According to a UBC professor, hugging dogs may only be pleasant for humans.
This started when Stanley Coren, Professor Emeritus of Psychology at UBC and longtime canine researcher, brought his dogs to a “Doggy De-stress Day” at BCIT. While there is no lack of research demonstrating the positive and calming effects of interacting with pets for humans and overworked students, Coren noticed that his dogs were not always enjoying the interaction. Observing one of his dogs exhibit signs of stress upon being hugged, Coren set out to investigate the relationship between hugging dogs and canine stress levels.
“The signs of stress are very visible in dogs. They involve the ears being slicked down, the dog turning away from the site of the stressor, breaking off eye contact [and] yawning,” said Coren. “I thought to myself, 'Well, you know, if I had a big stack of pictures of people hugging their dogs it would be very easy to determine whether or not the dogs were showing stress signs.'”
At this point, Google came to the rescue. From an analysis of 250 photographs randomly selected from internet searches, Coren found that in about four out of five instances (81.6 per cent of photos), the dog being hugged exhibited at least one stress sign. To keep the data reliable, Coren omitted photographs where the dog’s face could not clearly be seen or another possible source of stress, such as being hugged and lifted in the air, was apparent.
“If you do [an internet search], you will find that there are a lot of happy people hugging very unhappy dogs,” said Coren.
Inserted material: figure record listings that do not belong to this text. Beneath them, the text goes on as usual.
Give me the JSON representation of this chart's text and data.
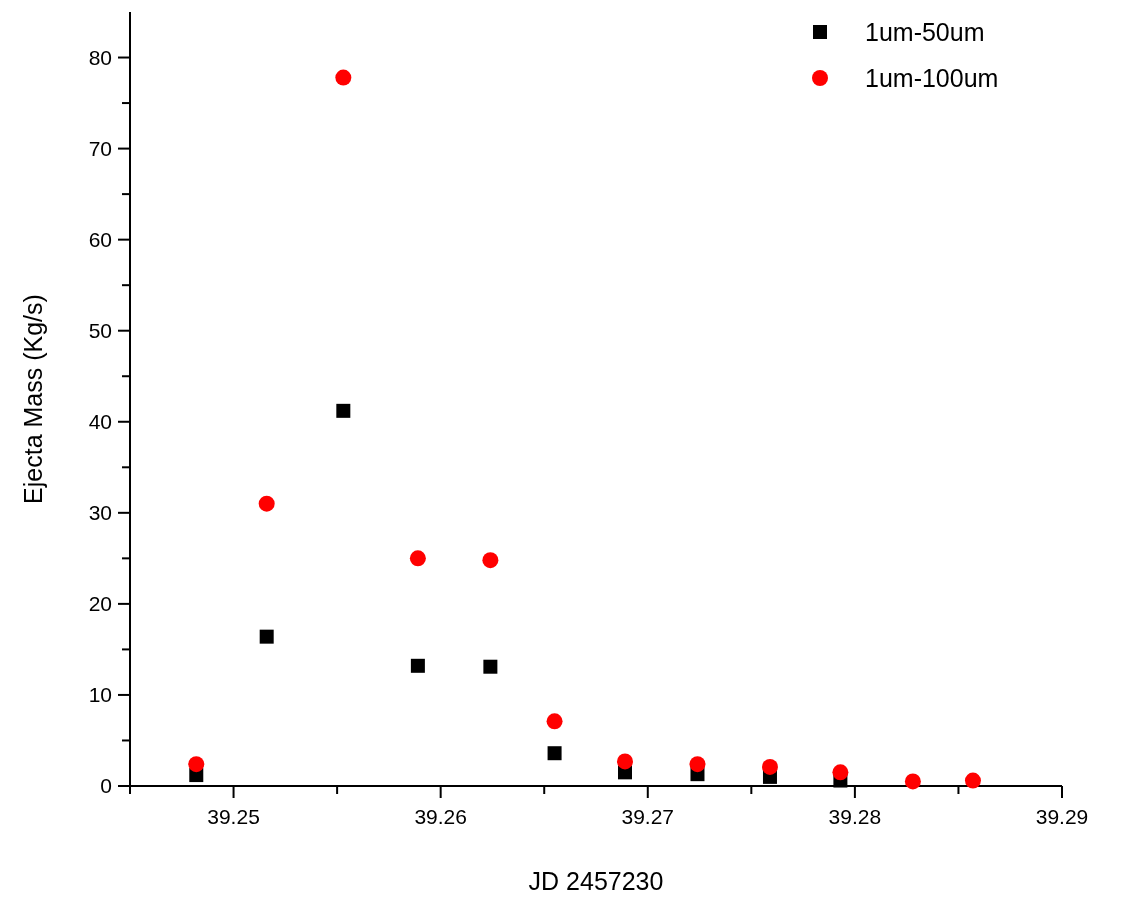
{
  "chart_data": {
    "type": "scatter",
    "xlabel": "JD 2457230",
    "ylabel": "Ejecta Mass (Kg/s)",
    "x": [
      39.2482,
      39.2516,
      39.2553,
      39.2589,
      39.2624,
      39.2655,
      39.2689,
      39.2724,
      39.2759,
      39.2793,
      39.2828,
      39.2857
    ],
    "series": [
      {
        "name": "1um-50um",
        "color": "#000000",
        "marker": "square",
        "values": [
          1.2,
          16.4,
          41.2,
          13.2,
          13.1,
          3.6,
          1.5,
          1.3,
          1.0,
          0.6,
          null,
          null
        ]
      },
      {
        "name": "1um-100um",
        "color": "#ff0000",
        "marker": "circle",
        "values": [
          2.4,
          31.0,
          77.8,
          25.0,
          24.8,
          7.1,
          2.7,
          2.4,
          2.1,
          1.5,
          0.5,
          0.6
        ]
      }
    ],
    "xlim": [
      39.245,
      39.29
    ],
    "xticks": [
      {
        "value": 39.245,
        "label": null
      },
      39.25,
      {
        "value": 39.255,
        "label": null
      },
      39.26,
      {
        "value": 39.265,
        "label": null
      },
      39.27,
      {
        "value": 39.275,
        "label": null
      },
      39.28,
      {
        "value": 39.285,
        "label": null
      },
      39.29
    ],
    "ylim": [
      0,
      85
    ],
    "yticks": [
      0,
      {
        "value": 5,
        "label": null
      },
      10,
      {
        "value": 15,
        "label": null
      },
      20,
      {
        "value": 25,
        "label": null
      },
      30,
      {
        "value": 35,
        "label": null
      },
      40,
      {
        "value": 45,
        "label": null
      },
      50,
      {
        "value": 55,
        "label": null
      },
      60,
      {
        "value": 65,
        "label": null
      },
      70,
      {
        "value": 75,
        "label": null
      },
      80
    ],
    "legend": "top right",
    "grid": false
  }
}
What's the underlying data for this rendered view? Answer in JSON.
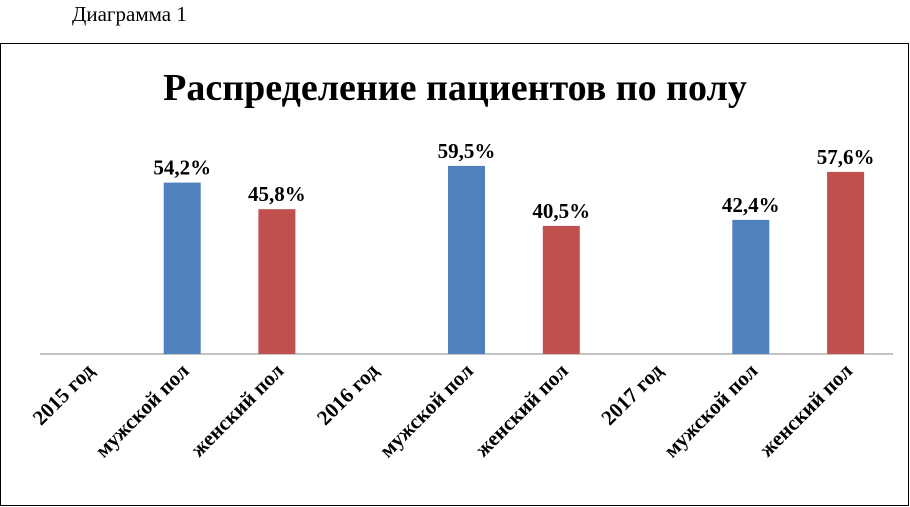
{
  "caption": "Диаграмма 1",
  "chart_data": {
    "type": "bar",
    "title": "Распределение пациентов по полу",
    "categories": [
      "2015 год",
      "мужской пол",
      "женский пол",
      "2016 год",
      "мужской пол",
      "женский пол",
      "2017 год",
      "мужской пол",
      "женский пол"
    ],
    "values": [
      null,
      54.2,
      45.8,
      null,
      59.5,
      40.5,
      null,
      42.4,
      57.6
    ],
    "labels": [
      "",
      "54,2%",
      "45,8%",
      "",
      "59,5%",
      "40,5%",
      "",
      "42,4%",
      "57,6%"
    ],
    "colors": [
      "",
      "#4f81bd",
      "#c0504d",
      "",
      "#4f81bd",
      "#c0504d",
      "",
      "#4f81bd",
      "#c0504d"
    ],
    "ylim": [
      0,
      68
    ],
    "grid": false,
    "legend": "none",
    "xlabel": "",
    "ylabel": ""
  }
}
According to Coren, the evolutionary basis of this behaviour may be due to dogs being a cursorial species, meaning that they are adapted for swift movements. In response to any threat, their first instinct is to run.
“What we're doing when we're hugging a dog is we're building a corral with our arms, which prevents the dog from running away,” said Coren. “So at some very basic evolutionary level, the dog feels trapped and it's beginning to show stress for that reason.”
Since publishing his original article in Psychology Today last week, Coren has received a multitude of emails and a response from a University of Colorado professor objecting that not all dogs are averse to hugs. While conceding that there are dogs who may tolerate hugs, including those in 7.6 per cent of the photographs he analyzed, Coren argues that the majority of dogs likely do not.
“The dog doesn't know you're hugging them as an affectionate thing; they only know they're being restrained,” said Coren. “So for you, it's an expression of affection, but for the dog, it's something quite different.”
Rather than hugging your dog, Coren suggests non-restraining alternatives such as patting them, tousling their ears, or speaking in an affectionate sing-song voice.
“Ultimately, every dog in the world would trade all of your hugs for a couple of treats,” said Coren.